Solution to 64bit Kernel on Late-2008 MacBooks

Jake pointed me to this excellent guide to permanently enabling 64bit kernel booting on the Late-2008 MacBooks and other officially unsupported Macs. If you scroll down to comment #21 on the guide, Jake offers a tip for other Late-2008 MacBook folks about how to get the fix to work after a reboot.

It goes without saying that if you follow the guide linked above, you do so at your own risk.

Snow Leopard Still Running Strong

Screen shot 2009-08-29 at 9.35.32 PM

This is my second day with MacOS X 10.6 Snow Leopard, and all is running well! As you can see in the picture above, the DICOM viewer OsiriX is displaying my brain beautifully (how science fictional is that?!). My other apps including InDesign CS4 and NetNewsWire have been working perfectly as well. I did run into a problem launching NeoOffice 3.0, because I negligently forgot to update it to Patch 7, which opens without a hitch.

One of the features that I really dig in Snow Leopard is the ability to increase Finder previews up to 512×512 resolution, and as I’ve mentioned before, the previews are lightning fast on my SSD equipped unibody MacBook. I have been lusting for this seemingly simple feature since my first color Mac (a PowerMac 8500/120–my first Mac was a Powerbook 145B, which had a monochrome LCD display). Now that I have it, I have found some of the mundane locating a particular file version significantly faster, because I can quickly spy inside each file within a folder packed with an overabundance of files.
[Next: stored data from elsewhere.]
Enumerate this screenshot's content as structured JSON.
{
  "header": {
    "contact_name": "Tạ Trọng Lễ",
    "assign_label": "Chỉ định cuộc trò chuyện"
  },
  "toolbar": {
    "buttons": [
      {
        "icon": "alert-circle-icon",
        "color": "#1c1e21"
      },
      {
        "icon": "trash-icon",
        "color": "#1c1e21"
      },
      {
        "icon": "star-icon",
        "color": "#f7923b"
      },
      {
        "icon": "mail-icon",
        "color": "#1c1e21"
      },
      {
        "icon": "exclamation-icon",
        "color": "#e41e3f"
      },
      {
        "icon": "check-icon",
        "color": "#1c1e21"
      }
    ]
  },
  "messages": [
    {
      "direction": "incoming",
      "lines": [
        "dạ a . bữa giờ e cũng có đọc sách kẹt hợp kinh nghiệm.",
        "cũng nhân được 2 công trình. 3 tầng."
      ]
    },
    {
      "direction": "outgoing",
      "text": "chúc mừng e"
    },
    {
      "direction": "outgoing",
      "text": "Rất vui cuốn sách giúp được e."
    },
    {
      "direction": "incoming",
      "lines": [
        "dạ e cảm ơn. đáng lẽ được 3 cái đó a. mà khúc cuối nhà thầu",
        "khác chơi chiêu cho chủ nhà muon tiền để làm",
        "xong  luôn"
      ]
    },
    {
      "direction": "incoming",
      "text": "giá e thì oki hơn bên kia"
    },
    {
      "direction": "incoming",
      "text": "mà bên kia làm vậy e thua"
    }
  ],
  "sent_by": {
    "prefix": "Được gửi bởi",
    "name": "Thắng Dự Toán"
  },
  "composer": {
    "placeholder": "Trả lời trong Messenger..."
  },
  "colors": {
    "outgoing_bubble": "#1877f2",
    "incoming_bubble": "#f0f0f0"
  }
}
Regarding my post yesterday where I mentioned that the fans were revving. Luckily, that behavior has subsided. My guess is that the indexing service was reindexing my external hard drive, because the fans returned to normal after I ejected the drive and briefly returned when I reattached it today. However, the excessive fan use has subsided and my Macbook is as quiet as ever.

There is one thing that bothers me about the 64bit kernel of Snow Leopard. As I mentioned previously, I had to manually enable the 64bit kernel on my MacBook (13-inch, Aluminum, Late 2008). After Yufang installed her copy of Snow Leopard on her MacBook (Early 2008), she too had the 32bit kernel running by default. However, the 64bit enabler application reports that the 64bit kernel is unsupported on her MacBook. This seems odd, because the Intel Core 2 Duo is a 64bit CPU which leads me to believe that it can run the 64bit kernel of MacOS X 10.6. I wonder if this has something to do with the memory controller (her MacBook uses DDR2 memory and mine uses DDR3). I’m not sure, but I will do more research on this topic and report back.